Rabbi of The Merion Shtiebel

Maggid Shiur, Yeshiva University

Dayan, Beth Din of America

Personal details
- Relatives: Son of Rabbi Michael Rosensweig, grandson of Yaffa Eliach
- Alma mater: Yeshiva University, Columbia University, Rabbi Isaac Elchanan Theological Seminary, University of Pennsylvania
- Occupation: Rabbi, Maggid Shiur, Dayan
- Known for: Editor of Jewishprudence: Thoughts on Jewish Law and Beth Din Jurisprudence

= Itamar Rosensweig =

New York City Rabbi

Itamar Rosensweig is a rabbi and maggid shiur at Yeshiva University in New York City and a dayan (rabbinic judge) at the Beth Din of America, where he also serves as the editor of Jewishprudence: Thoughts on Jewish Law and Beth Din Jurisprudence.

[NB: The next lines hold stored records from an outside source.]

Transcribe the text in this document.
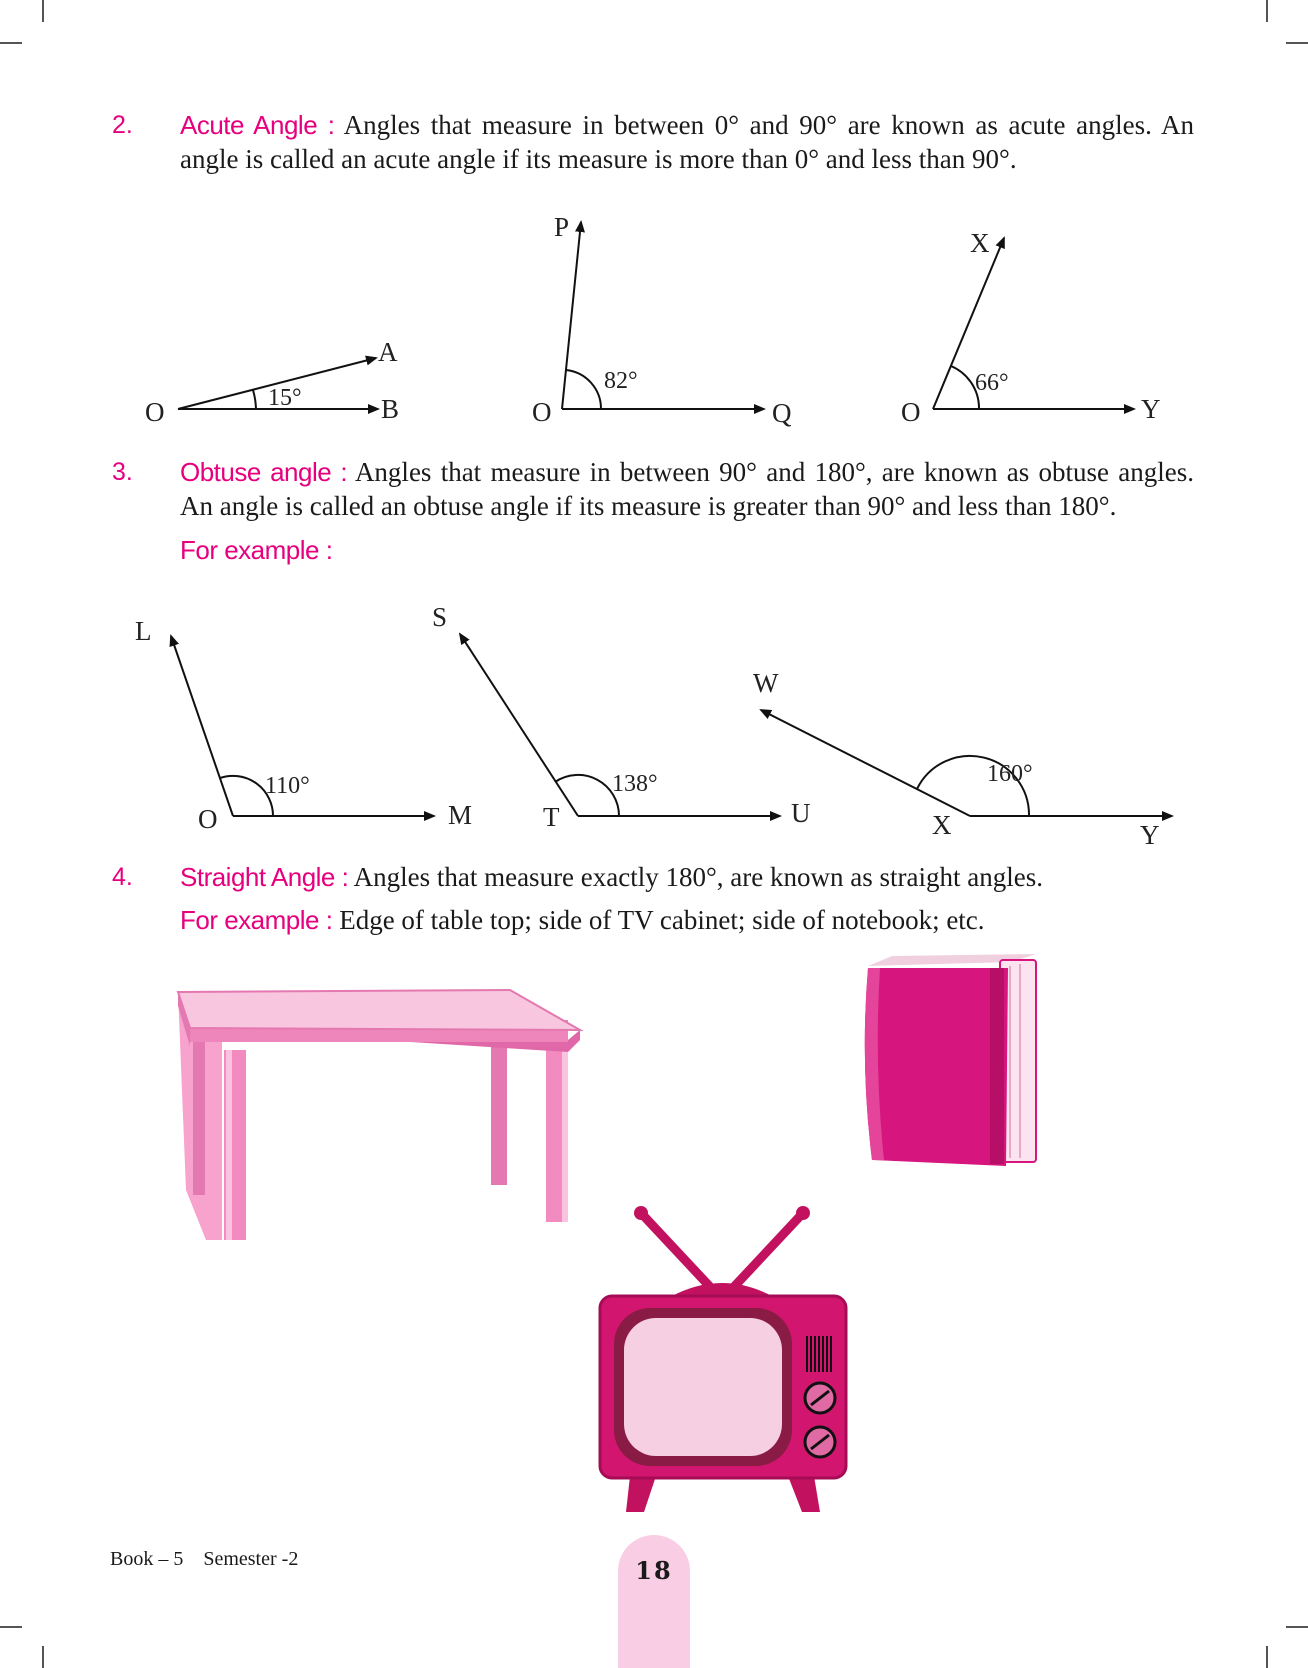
2. Acute Angle : Angles that measure in between 0° and 90° are known as acute angles. An angle is called an acute angle if its measure is more than 0° and less than 90°.
3. Obtuse angle : Angles that measure in between 90° and 180°, are known as obtuse angles. An angle is called an obtuse angle if its measure is greater than 90° and less than 180°.
For example :
4. Straight Angle : Angles that measure exactly 180°, are known as straight angles.
For example : Edge of table top; side of TV cabinet; side of notebook; etc.
O
A
B
15°	O
P
Q
82°
O
X
Y
66°
O
L
M
110°
T
S
U
138°
X
W
Y
160°
Book – 5 Semester -2	18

Rabbi Rosensweig is also the Rabbi at The Merion Shtiebel in Merion Station, Pennsylvania, and teaches Jewish Business Law and Ethics at YU's Sy Syms School of Business. Previously, he taught an advanced Talmud shiur at Columbia University's Kraft Center, and presently serves as the maggid shiur at the University of Pennsylvania Hillel. He is the son of Rabbi Michael Rosensweig, and grandson of Yaffa Eliach.

==Education and Teaching==
Itamar Rosensweig received his BA, with honors, in physics and philosophy from Yeshiva University, his MA in philosophy from Columbia University, and his Semikhah, Yoreh Yoreh and Yadin Yadin, from the Rabbi Isaac Elchanan Theological Seminary, where he was a fellow of the Wexner Kollel Elyon and Editor in Chief of the Beit Yitzchak Journal of Talmudic and Halakhic Studies. He also holds an PhD in medieval Jewish history from the Bernard Revel Graduate School of Yeshiva University and a PhD in philosophy from University of Pennsylvania.

He studied Talmud closely with Rabbi Aharon Lichtenstein at Yeshivat Har Etzion and the history of Halakha with Professor Haym Soloveitchik at Yeshiva University. He is a close disciple of and studied for over a decade with his father, Rabbi Michael Rosensweig.
He taught an advanced Talmud shiur at Columbia University's Kraft Center, a weekly chazarah shiur at the Rabbi Isaac Elchanan Theological Seminary, and served as the rabbinic scholar at Congregation Ahavath Torah in Englewood, NJ.